Belab
Abonné·e de Mediapart

Billet publié dans

Édition

L'escarbille

Suivi par 61 abonnés

Billet de blog 2 déc. 2017

Quand Goupil devient Margot

Gifler les gaullistes d’un ‘‘ bal tragique à Colombey’’ à la une, vous a tout de même une autre gueule que la vexation chronique de la frange la plus faible de notre société. Caricaturer, c’est esquinter le portrait des grands pour qu’ils rabattent de leur hubris et non martyriser les sempiternels souffre-douleur, soldes des comptes « colonisations » et « esclavage »

Belab
Abonné·e de Mediapart

Ce blog est personnel, la rédaction n’est pas à l’origine de ses contenus.

  Billet précédent https://blogs.mediapart.fr/edition/lescarbille/article/231117/du-mechoui-de-pieds-de-porcs-la-curee-des-hyenes-et-des-vautours.

Quand Goupil devient Margot

Pour ce qui est de la crise de nerfs (feinte) de Riss, patron de Charlie Hebdo.

Rappel des faits. Manuel Valls, Caroline Fourest et Charlie Hebdo ont accusé Edwy Plenel et Mediapart de complicité et de collusion avec Tarik Ramadan. Edwy Plenel a répondu à ses détracteurs et les a accusés en retour de nourrir l’hystérie autour de l’islamophobie. Le célèbre moustachu aurait dit, selon Riss (qui pour la circonstance tronqua, déloyalement, les propos d’Edwy Plenel, Cf. précédent billet de l’Escarbille du Club Mediapart), que « la une de Charlie Hebdo fait partie d’une campagne générale de guerre aux musulmans ». La « une » en question est celle qui montre une caricature de Tarik Ramadan en proie à une turgescence gargantuesque qualifiée de 6ième pilier de l’islam.

 À ce propos, le Gaulois colérique rennais, dédaigneux, écrit : « Charlie Hebdo donne dans la caricature des tables à encrier du C.M.1 de l’école communale de mon enfance, de ses ‘’ waterclosets’’ aussi, sur les murs desquels proliféraient une mosaïque de virgules suspectes couleur « caca d’oie » et des graffitis tels que ‘’Nico PD sexuel’’, et autres gracieusetés qui faisaient le désespoir de Mme Romagnolo , la dame de service » (…) « Le professeur Choron se retournerait dans sa tombe, le rouge au front , tant ses héritiers, besogneux, donnent dans l’infiniment petit . '' (…) Gifler les gaullistes d’un ‘‘ bal tragique à Colombey’’ à la une, vous a tout de même une autre gueule que la vexation chronique de la frange la plus faible de notre société. Caricaturer, c’est esquinter le portrait des grands pour qu’ils rabattent de leur hubris et non  martyriser  les  sempiternels  souffre-douleur,  soldes  des  comptes « colonisations » et « esclavage » ''  semble  hurler  la  statue  du Commandeur, ci-devant trépassé Professeur Choron, figée, le « sceptre » à la main, dans une sainte colère pour les siècles des siècles ».

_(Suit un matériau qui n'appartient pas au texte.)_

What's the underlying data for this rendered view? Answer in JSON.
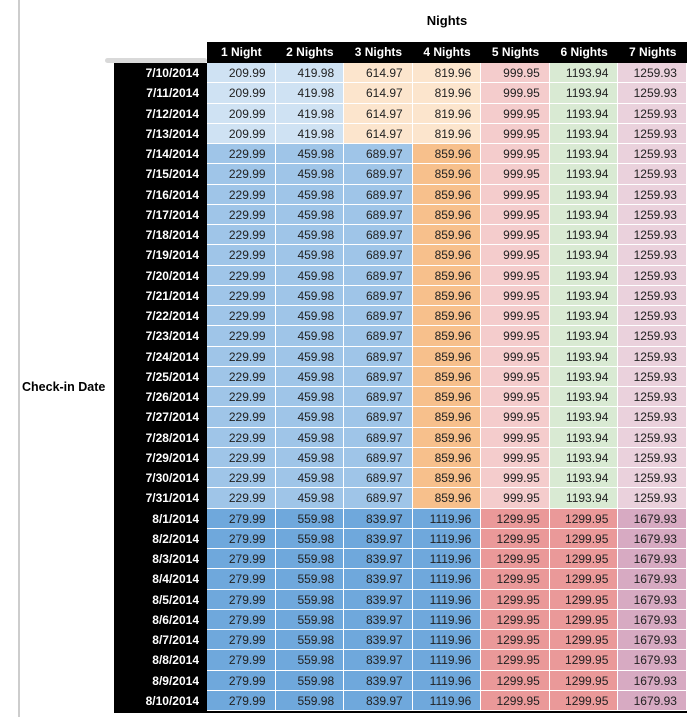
{
  "labels": {
    "title": "Nights",
    "row_axis": "Check-in Date"
  },
  "palette": {
    "header_bg": "#000000",
    "header_text": "#ffffff",
    "pane_line": "#cdcdcd",
    "corner_strip": "#d9d9d9",
    "cell_text": "#222222",
    "light_blue": "#cfe2f3",
    "light_orange": "#fce5cd",
    "light_red": "#f4cccc",
    "light_green": "#d9ead3",
    "light_mauve": "#ead1dc",
    "mid_blue": "#9fc5e8",
    "mid_orange": "#f7c08c",
    "dark_blue": "#6fa8dc",
    "red": "#ea9999",
    "mauve": "#d7aac2"
  },
  "table": {
    "columns": [
      "1 Night",
      "2 Nights",
      "3 Nights",
      "4 Nights",
      "5 Nights",
      "6 Nights",
      "7 Nights"
    ],
    "tiers": [
      {
        "dates": [
          "7/10/2014",
          "7/11/2014",
          "7/12/2014",
          "7/13/2014"
        ],
        "values": [
          "209.99",
          "419.98",
          "614.97",
          "819.96",
          "999.95",
          "1193.94",
          "1259.93"
        ],
        "colors": [
          "light_blue",
          "light_blue",
          "light_orange",
          "light_orange",
          "light_red",
          "light_green",
          "light_mauve"
        ]
      },
      {
        "dates": [
          "7/14/2014",
          "7/15/2014",
          "7/16/2014",
          "7/17/2014",
          "7/18/2014",
          "7/19/2014",
          "7/20/2014",
          "7/21/2014",
          "7/22/2014",
          "7/23/2014",
          "7/24/2014",
          "7/25/2014",
          "7/26/2014",
          "7/27/2014",
          "7/28/2014",
          "7/29/2014",
          "7/30/2014",
          "7/31/2014"
        ],
        "values": [
          "229.99",
          "459.98",
          "689.97",
          "859.96",
          "999.95",
          "1193.94",
          "1259.93"
        ],
        "colors": [
          "mid_blue",
          "mid_blue",
          "mid_blue",
          "mid_orange",
          "light_red",
          "light_green",
          "light_mauve"
        ]
      },
      {
        "dates": [
          "8/1/2014",
          "8/2/2014",
          "8/3/2014",
          "8/4/2014",
          "8/5/2014",
          "8/6/2014",
          "8/7/2014",
          "8/8/2014",
          "8/9/2014",
          "8/10/2014"
        ],
        "values": [
          "279.99",
          "559.98",
          "839.97",
          "1119.96",
          "1299.95",
          "1299.95",
          "1679.93"
        ],
        "colors": [
          "dark_blue",
          "dark_blue",
          "dark_blue",
          "dark_blue",
          "red",
          "red",
          "mauve"
        ]
      }
    ]
  }
}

Riss, l’actuel patron de Charlie Hebdo, qui oscillait entre Gargamelle et le Schtroumpf benêt, (sur) joue les schtroumpfeurs de flûte, se pique de machiavélisme et squatte, à la moindre occasion, le costume du  schtroumpf noir peint en bleu : « '' La UNE de Charlie Hebdo fait partie d’une campagne  générale  de  guerre  aux  musulmans '' est  une  phrase que  nous  ne  pardonnerons  jamais, écrit-il. En la prononçant, Plénel condamne à mort une deuxième fois Charlie Hebdo ».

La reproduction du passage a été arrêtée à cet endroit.